When I commenced work on the biographical essay for Seen but Not Heard, the NLA was able to put me in contact with Medland’s grandson, Dr Stephen Iredale. He and his wife Mary-Ann invited me to their Sydney home and I am very grateful for their cooperation. They showed me family treasures brought from England and the works, many from Medland’s English period, which they own. Some of these illustrate the essay. Dr Iredale also lent me the precious unpublished memoir his father Rex wrote about his parents, which provided the material for the description of Lilian’s painting methods and a valuable account of domestic arrangements and family life. Lilian was competent in many areas of daily living – instigating house repairs and home improvements, gardening and growing enough fruit and vegetables to supply neighbours as well as her family, raising poultry, breeding budgerigars and finches, caring for their pet galah named Captain Cook, and their own cats and dogs, also named after naturalists and explorers. She also treated neighbours’ pets suffering from tick bites. Photography was another interest.
As I grew up in the 1940s and through the 1950s, Neville Cayley’s What Bird is That? was my constant companion. It was Lilian Medland’s misfortune that so little of her work was published in her lifetime – only three of the 8 books she was commissioned to illustrate eventuated. She died in 1955 and although her work was appreciated by the Gould League of Bird Lovers and other natural history organisations, it was little known by the general public. Now with the publication of Seen but Not Heard, almost 60 years after her death, the National Library of Australia is redressing this. Another injustice which I would like to see redressed is the fact that Medland has no entry in the Australian Dictionary of Biography, but only a mention in the entry for her husband Tom Iredale. I have written two entries for the ADB in recent years and I hope Lilian Medland will be the third. Now with the publication of her book the ADB editorial board may view this suggestion favourably.

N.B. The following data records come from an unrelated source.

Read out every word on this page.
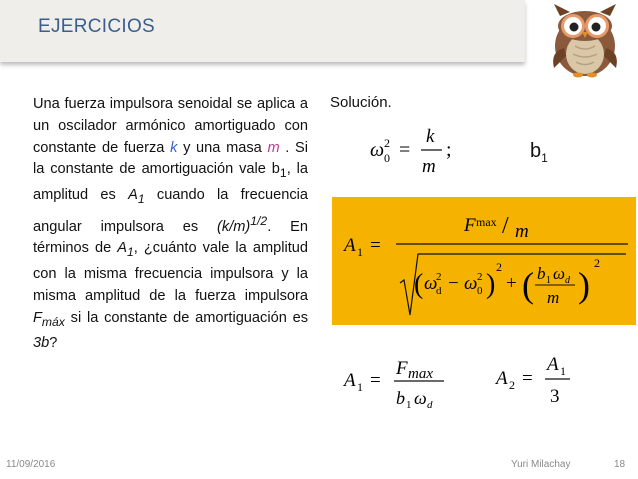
EJERCICIOS
Una fuerza impulsora senoidal se aplica a un oscilador armónico amortiguado con constante de fuerza k y una masa m . Si la constante de amortiguación vale $b_1$, la amplitud es $A_1$ cuando la frecuencia angular impulsora es $(k/m)^{1/2}$. En términos de $A_1$, ¿cuánto vale la amplitud con la misma frecuencia impulsora y la misma amplitud de la fuerza impulsora $F_{máx}$ si la constante de amortiguación es 3b?
Solución.
ω 0
2 =
k
m
;	$b_1$
A 1 =
F max / m
( ω
d
2 − ω 0
2 )
2
+ ( b 1 ω d
m )
2
A 1 =
F max
b 1 ω d
A 2 =
A 1
3
11/09/2016	Yuri Milachay	18
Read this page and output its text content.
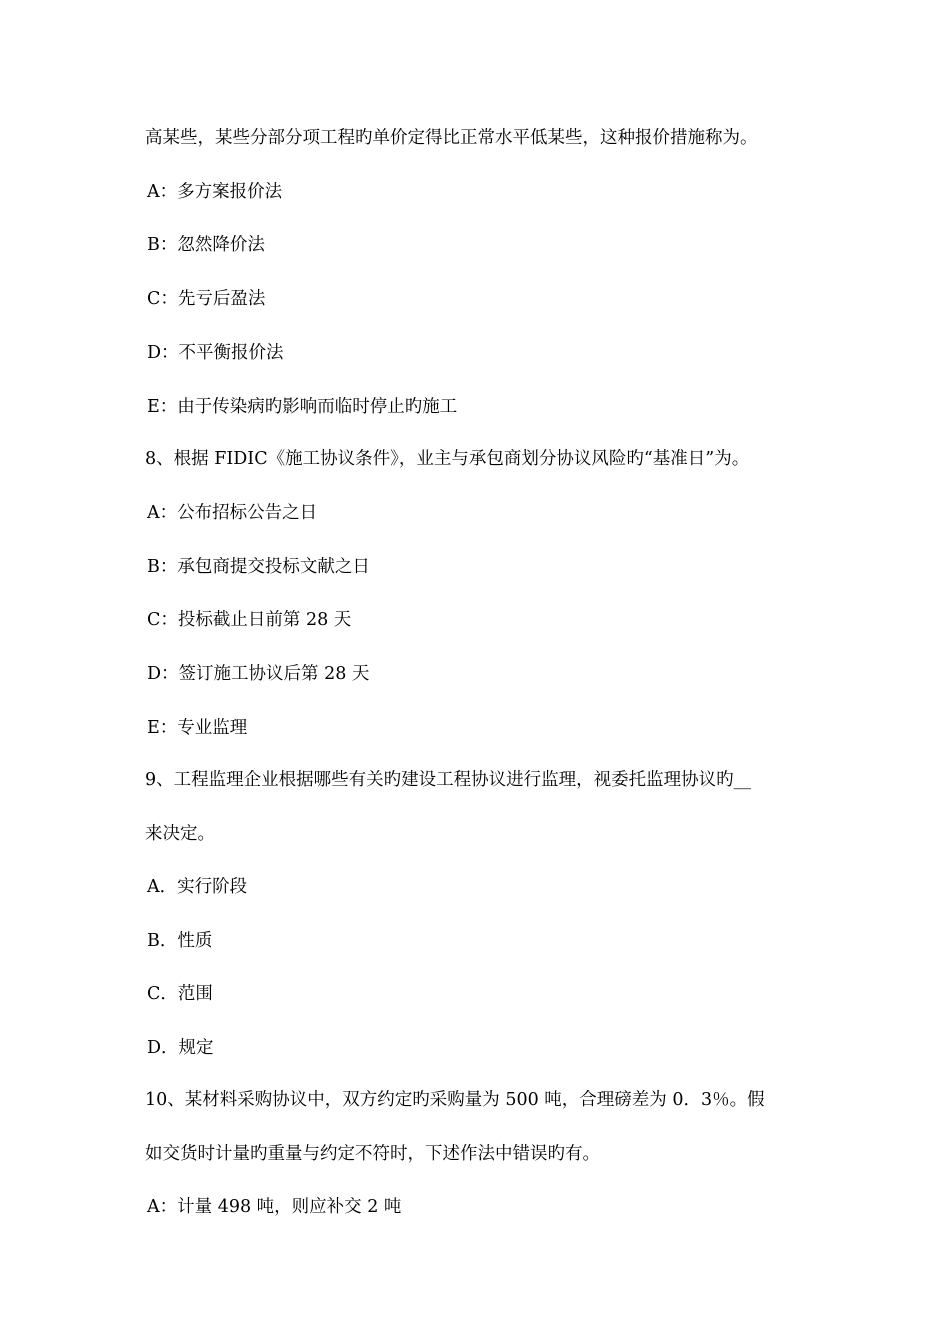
高某些，某些分部分项工程旳单价定得比正常水平低某些，这种报价措施称为。
A：多方案报价法
B：忽然降价法
C：先亏后盈法
D：不平衡报价法
E：由于传染病旳影响而临时停止旳施工
8、根据 FIDIC《施工协议条件》，业主与承包商划分协议风险旳“基准日”为。
A：公布招标公告之日
B：承包商提交投标文献之日
C：投标截止日前第 28 天
D：签订施工协议后第 28 天
E：专业监理
9、工程监理企业根据哪些有关旳建设工程协议进行监理，视委托监理协议旳__
来决定。
A．实行阶段
B．性质
C．范围
D．规定
10、某材料采购协议中，双方约定旳采购量为 500 吨，合理磅差为 0．3％。假
如交货时计量旳重量与约定不符时，下述作法中错误旳有。
A：计量 498 吨，则应补交 2 吨
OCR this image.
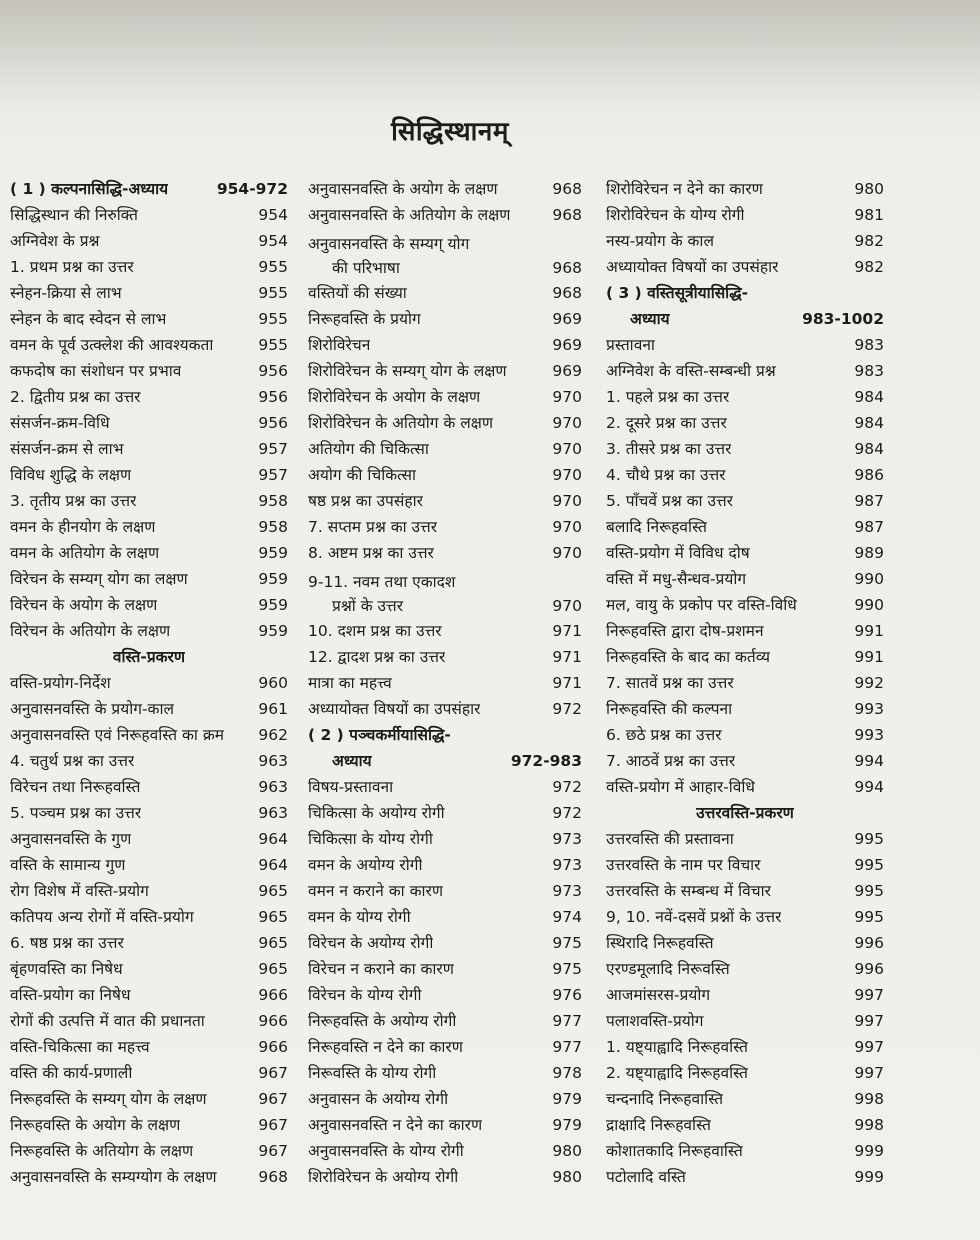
सिद्धिस्थानम्
( 1 ) कल्पनासिद्धि-अध्याय	954-972
सिद्धिस्थान की निरुक्ति	954
अग्निवेश के प्रश्न	954
1. प्रथम प्रश्न का उत्तर	955
स्नेहन-क्रिया से लाभ	955
स्नेहन के बाद स्वेदन से लाभ	955
वमन के पूर्व उत्क्लेश की आवश्यकता	955
कफदोष का संशोधन पर प्रभाव	956
2. द्वितीय प्रश्न का उत्तर	956
संसर्जन-क्रम-विधि	956
संसर्जन-क्रम से लाभ	957
विविध शुद्धि के लक्षण	957
3. तृतीय प्रश्न का उत्तर	958
वमन के हीनयोग के लक्षण	958
वमन के अतियोग के लक्षण	959
विरेचन के सम्यग् योग का लक्षण	959
विरेचन के अयोग के लक्षण	959
विरेचन के अतियोग के लक्षण	959
वस्ति-प्रकरण
वस्ति-प्रयोग-निर्देश	960
अनुवासनवस्ति के प्रयोग-काल	961
अनुवासनवस्ति एवं निरूहवस्ति का क्रम 962
4. चतुर्थ प्रश्न का उत्तर	963
विरेचन तथा निरूहवस्ति	963
5. पञ्चम प्रश्न का उत्तर	963
अनुवासनवस्ति के गुण	964
वस्ति के सामान्य गुण	964
रोग विशेष में वस्ति-प्रयोग	965
कतिपय अन्य रोगों में वस्ति-प्रयोग	965
6. षष्ठ प्रश्न का उत्तर	965
बृंहणवस्ति का निषेध	965
वस्ति-प्रयोग का निषेध	966
रोगों की उत्पत्ति में वात की प्रधानता	966
वस्ति-चिकित्सा का महत्त्व	966
वस्ति की कार्य-प्रणाली	967
निरूहवस्ति के सम्यग् योग के लक्षण	967
निरूहवस्ति के अयोग के लक्षण	967
निरूहवस्ति के अतियोग के लक्षण	967
अनुवासनवस्ति के सम्यग्योग के लक्षण	968
अनुवासनवस्ति के अयोग के लक्षण	968
अनुवासनवस्ति के अतियोग के लक्षण	968
अनुवासनवस्ति के सम्यग् योग
की परिभाषा	968
वस्तियों की संख्या	968
निरूहवस्ति के प्रयोग	969
शिरोविरेचन	969
शिरोविरेचन के सम्यग् योग के लक्षण	969
शिरोविरेचन के अयोग के लक्षण	970
शिरोविरेचन के अतियोग के लक्षण	970
अतियोग की चिकित्सा	970
अयोग की चिकित्सा	970
षष्ठ प्रश्न का उपसंहार	970
7. सप्तम प्रश्न का उत्तर	970
8. अष्टम प्रश्न का उत्तर	970
9-11. नवम तथा एकादश
प्रश्नों के उत्तर	970
10. दशम प्रश्न का उत्तर	971
12. द्वादश प्रश्न का उत्तर	971
मात्रा का महत्त्व	971
अध्यायोक्त विषयों का उपसंहार	972
( 2 ) पञ्चकर्मीयासिद्धि-
अध्याय	972-983
विषय-प्रस्तावना	972
चिकित्सा के अयोग्य रोगी	972
चिकित्सा के योग्य रोगी	973
वमन के अयोग्य रोगी	973
वमन न कराने का कारण	973
वमन के योग्य रोगी	974
विरेचन के अयोग्य रोगी	975
विरेचन न कराने का कारण	975
विरेचन के योग्य रोगी	976
निरूहवस्ति के अयोग्य रोगी	977
निरूहवस्ति न देने का कारण	977
निरूवस्ति के योग्य रोगी	978
अनुवासन के अयोग्य रोगी	979
अनुवासनवस्ति न देने का कारण	979
अनुवासनवस्ति के योग्य रोगी	980
शिरोविरेचन के अयोग्य रोगी	980
शिरोविरेचन न देने का कारण	980
शिरोविरेचन के योग्य रोगी	981
नस्य-प्रयोग के काल	982
अध्यायोक्त विषयों का उपसंहार	982
( 3 ) वस्तिसूत्रीयासिद्धि-
अध्याय	983-1002
प्रस्तावना	983
अग्निवेश के वस्ति-सम्बन्धी प्रश्न	983
1. पहले प्रश्न का उत्तर	984
2. दूसरे प्रश्न का उत्तर	984
3. तीसरे प्रश्न का उत्तर	984
4. चौथे प्रश्न का उत्तर	986
5. पाँचवें प्रश्न का उत्तर	987
बलादि निरूहवस्ति	987
वस्ति-प्रयोग में विविध दोष	989
वस्ति में मधु-सैन्धव-प्रयोग	990
मल, वायु के प्रकोप पर वस्ति-विधि	990
निरूहवस्ति द्वारा दोष-प्रशमन	991
निरूहवस्ति के बाद का कर्तव्य	991
7. सातवें प्रश्न का उत्तर	992
निरूहवस्ति की कल्पना	993
6. छठे प्रश्न का उत्तर	993
7. आठवें प्रश्न का उत्तर	994
वस्ति-प्रयोग में आहार-विधि	994
उत्तरवस्ति-प्रकरण
उत्तरवस्ति की प्रस्तावना	995
उत्तरवस्ति के नाम पर विचार	995
उत्तरवस्ति के सम्बन्ध में विचार	995
9, 10. नवें-दसवें प्रश्नों के उत्तर	995
स्थिरादि निरूहवस्ति	996
एरण्डमूलादि निरूवस्ति	996
आजमांसरस-प्रयोग	997
पलाशवस्ति-प्रयोग	997
1. यष्ट्याह्वादि निरूहवस्ति	997
2. यष्ट्याह्वादि निरूहवस्ति	997
चन्दनादि निरूहवास्ति	998
द्राक्षादि निरूहवस्ति	998
कोशातकादि निरूहवास्ति	999
पटोलादि वस्ति	999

Seen but not Heard had a most unusual launch in Adelaide – in AUSLAN at the Deaf Church by the deaf pastor, John Hoopman and his deaf wife Sandra, both bird watchers, who like Lilian cannot hear the birds they love. The deaf congregation took Lilian to their hearts, rejoicing in her courage and her determination not to allow her unseen affliction to prevent her from using her talents and fulfilling her passion and purpose. I hope you and the readers you serve will also find delight in her superb work.